Das Hantavirus befiel das Kreuzfahrtschiff MV Hondius. Es begann in Argentinien. Jetzt zeigen die Beamten mit dem Finger. Ein niederländisches Ehepaar ist gestorben. Zuerst beobachteten sie Vögel auf einer Mülldeponie in Ushuaia. Die Presse sagt, sie hätten dort den Fehler gefunden. Es klingt dramatisch. Es passt nicht zusammen.
Schauen wir uns die Fakten an. Elf Menschen wurden krank. Neun davon waren bestätigte Fälle. Drei sind tot. Der niederländische Mann und die niederländische Frau waren die Indexfälle. Der siebzigjährige Mann wurde am 6. April krank. Er starb am 11. April. Die neunundsechzigjährige Frau zeigte am 24. April Symptome. Sie starb am 26. April in Johannesburg. Sie versuchte nach Hause zu kommen.
Hantavirus stammt von Ratten. Oder ihre Kacke. Normalerweise drinnen. Dachböden. Scheunen. Gene Hackman ist letztes Jahr in New Mexico auf diese Weise gestorben. Aber der Typ Andes-Virus? Anderes Biest. Es stammt von der Zwergreisratte in Chile und Argentinien. Und es ist die einzige Art, die von Mensch zu Mensch übertragen werden kann.
„Die Deponie ist eine von mehreren möglichen Umgebungen …“
Hier ist also die Theorie. Das Paar tourte ab November durch den Südkegel. Argentinien. Chile. Uruguay. Ushuaia. Dann die Kreuzfahrt am 1. April. Regierungsbeamte sagen, das Paar sei im relleno sanitario zur Vogelbeobachtung gegangen. Habe Ratten gesehen. Wurde infiziert. Einfache Erzählung. Sauber. Einfach. Falsch.
Ich war im Februar 2023 dort. Ich habe an derselben Stelle einen Vogel gesichtet. Es ist ein Hotspot für Geier und Adler. Kondore fliegen herbei, um den Rest zu holen. Aber die Mülldeponie? Eingezäunt. Sie sehen von der Straße aus zu. Man geht nicht durch den Müll. Du stehst auf Asphalt. Wind weht. Sonne schlägt.
Hantavirus braucht Staub. Stehende Luft. Sie niesen eine Wolke getrockneter Fäkalien. Freie Luft zerstört das Virus schnell. Jennifer Mullinax, eine Wildtierökologin, brachte es auf den Punkt. Regen und Wind verdünnen es. Ausbrüche im Freien sind selten. Sie brauchen aufgewühlten Boden oder Nester. Nicht auf einer Straße stehen.
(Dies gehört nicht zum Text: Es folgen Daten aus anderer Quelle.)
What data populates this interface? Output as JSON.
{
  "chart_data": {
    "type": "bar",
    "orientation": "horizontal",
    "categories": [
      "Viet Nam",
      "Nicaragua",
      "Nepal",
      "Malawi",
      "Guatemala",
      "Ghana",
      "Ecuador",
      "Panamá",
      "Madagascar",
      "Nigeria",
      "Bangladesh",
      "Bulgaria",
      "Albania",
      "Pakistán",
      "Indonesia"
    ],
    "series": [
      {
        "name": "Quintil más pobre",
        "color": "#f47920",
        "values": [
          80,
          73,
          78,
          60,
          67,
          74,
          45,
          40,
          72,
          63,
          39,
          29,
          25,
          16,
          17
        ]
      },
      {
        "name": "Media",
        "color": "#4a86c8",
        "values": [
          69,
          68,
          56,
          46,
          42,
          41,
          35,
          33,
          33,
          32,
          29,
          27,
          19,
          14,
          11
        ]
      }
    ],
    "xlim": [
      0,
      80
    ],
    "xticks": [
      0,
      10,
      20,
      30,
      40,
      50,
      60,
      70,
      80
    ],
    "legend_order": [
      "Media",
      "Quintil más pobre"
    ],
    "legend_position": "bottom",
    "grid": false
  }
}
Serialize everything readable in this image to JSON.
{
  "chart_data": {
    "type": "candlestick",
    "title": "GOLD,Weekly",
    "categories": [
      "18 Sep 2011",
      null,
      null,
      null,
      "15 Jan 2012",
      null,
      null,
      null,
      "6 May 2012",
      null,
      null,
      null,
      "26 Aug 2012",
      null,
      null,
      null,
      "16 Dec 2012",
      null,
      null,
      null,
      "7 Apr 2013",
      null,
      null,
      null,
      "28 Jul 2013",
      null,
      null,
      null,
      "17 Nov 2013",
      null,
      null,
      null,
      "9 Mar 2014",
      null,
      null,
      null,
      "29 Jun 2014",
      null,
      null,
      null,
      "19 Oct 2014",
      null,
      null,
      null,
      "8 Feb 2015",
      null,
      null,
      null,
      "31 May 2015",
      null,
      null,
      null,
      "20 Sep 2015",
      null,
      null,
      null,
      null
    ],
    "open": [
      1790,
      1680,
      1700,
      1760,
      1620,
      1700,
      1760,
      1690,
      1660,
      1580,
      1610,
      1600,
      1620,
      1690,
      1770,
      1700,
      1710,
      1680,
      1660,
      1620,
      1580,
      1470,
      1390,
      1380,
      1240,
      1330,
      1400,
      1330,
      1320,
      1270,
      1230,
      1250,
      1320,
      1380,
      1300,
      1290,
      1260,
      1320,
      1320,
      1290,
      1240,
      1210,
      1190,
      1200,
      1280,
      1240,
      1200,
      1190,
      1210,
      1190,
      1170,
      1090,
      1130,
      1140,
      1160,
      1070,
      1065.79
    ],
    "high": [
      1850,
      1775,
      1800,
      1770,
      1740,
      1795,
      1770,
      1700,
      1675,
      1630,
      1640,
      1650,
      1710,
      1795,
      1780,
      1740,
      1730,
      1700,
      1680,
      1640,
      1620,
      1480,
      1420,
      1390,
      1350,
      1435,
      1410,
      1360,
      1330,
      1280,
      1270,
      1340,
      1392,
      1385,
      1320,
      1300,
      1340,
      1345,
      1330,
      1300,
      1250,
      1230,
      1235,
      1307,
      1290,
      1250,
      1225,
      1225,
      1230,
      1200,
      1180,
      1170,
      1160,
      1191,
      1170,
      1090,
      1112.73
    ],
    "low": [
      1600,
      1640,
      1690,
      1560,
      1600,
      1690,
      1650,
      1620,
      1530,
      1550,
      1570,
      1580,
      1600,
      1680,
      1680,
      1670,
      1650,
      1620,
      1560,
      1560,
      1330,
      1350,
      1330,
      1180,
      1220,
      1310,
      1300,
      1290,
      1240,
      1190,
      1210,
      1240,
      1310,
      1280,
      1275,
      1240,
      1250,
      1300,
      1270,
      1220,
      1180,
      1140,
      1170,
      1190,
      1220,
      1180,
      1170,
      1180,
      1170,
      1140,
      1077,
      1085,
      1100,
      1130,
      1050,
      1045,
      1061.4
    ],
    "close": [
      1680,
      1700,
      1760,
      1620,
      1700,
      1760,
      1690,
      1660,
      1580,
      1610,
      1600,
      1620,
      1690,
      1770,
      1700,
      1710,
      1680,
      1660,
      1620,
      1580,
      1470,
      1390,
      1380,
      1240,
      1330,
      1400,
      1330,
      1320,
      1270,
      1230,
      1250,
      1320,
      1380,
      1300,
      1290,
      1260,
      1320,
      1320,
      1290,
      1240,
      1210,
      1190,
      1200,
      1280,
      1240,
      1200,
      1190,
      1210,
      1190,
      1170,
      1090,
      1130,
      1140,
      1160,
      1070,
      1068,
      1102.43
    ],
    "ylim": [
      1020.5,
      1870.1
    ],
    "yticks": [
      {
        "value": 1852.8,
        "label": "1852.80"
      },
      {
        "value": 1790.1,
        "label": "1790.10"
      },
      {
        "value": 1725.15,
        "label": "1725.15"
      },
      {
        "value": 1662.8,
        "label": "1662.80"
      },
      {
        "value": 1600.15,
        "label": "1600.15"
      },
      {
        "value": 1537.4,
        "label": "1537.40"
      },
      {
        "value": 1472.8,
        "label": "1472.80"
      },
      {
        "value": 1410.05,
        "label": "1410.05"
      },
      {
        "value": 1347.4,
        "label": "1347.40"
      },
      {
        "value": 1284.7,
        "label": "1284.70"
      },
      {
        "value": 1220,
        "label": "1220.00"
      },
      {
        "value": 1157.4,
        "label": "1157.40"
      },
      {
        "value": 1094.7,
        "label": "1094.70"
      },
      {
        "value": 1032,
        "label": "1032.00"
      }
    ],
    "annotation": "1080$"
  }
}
Juan Petrina, Epidemiologe für Feuerland, stimmt zu. Ushuaia hat noch nie einen Fall registriert. Keine Nagetiere passen gut genug zum Profil. „Reduziert die Wahrscheinlichkeit erheblich“, sagte er.
Auch Luis E. Escobar von der Virginia Tech sieht das anders. Die Inkubationszeit ist wild. Vier bis zweiundvierzig Tage. Dieses Fenster öffnet die Tür weit. Sie besuchten Chile im Januar. Mendoza. Neuquén. Orte mit echten Virusreservoirs. Warum sich auf den 27. März konzentrieren? Die Deponie war nur die letzte Station vor dem Schiff.
Haben sie ihre Reise protokolliert? Vielleicht. eBird listet Sichtungen nach Namen auf. Einigen Berichten zufolge hat der Ehemann Checklisten hochgeladen. Wenn er es täte, könnte die Spur nach Norden führen. Oder Westen. Es ist chaotisch.
Die Wissenschaft gibt uns möglicherweise sowieso keinen einzigen Pin auf der Karte. Colleen Jonsson, eine Virologin, stellt fest, dass Nagetierviren in großen Gebieten gleich aussehen. Die Sequenzierung hilft, die Region einzugrenzen. Es wird Ihnen keine Postleitzahl angezeigt.
Schlimmer noch, es gibt asymptomatische Fälle. Das Paar war möglicherweise nicht das Erste. Vielleicht hat es jemand anderes an Bord gebracht. Vielleicht früher. Der Ursprung wird unklar. Nicht reparierbar.
Am 14. Mai überprüfte ein lokaler Führer namens Esteban die Mülldeponie. Dieselbe alte Ansicht. Keine Panik. Nur Vögel fressen.
Das Leben geht am Rande der Welt weiter.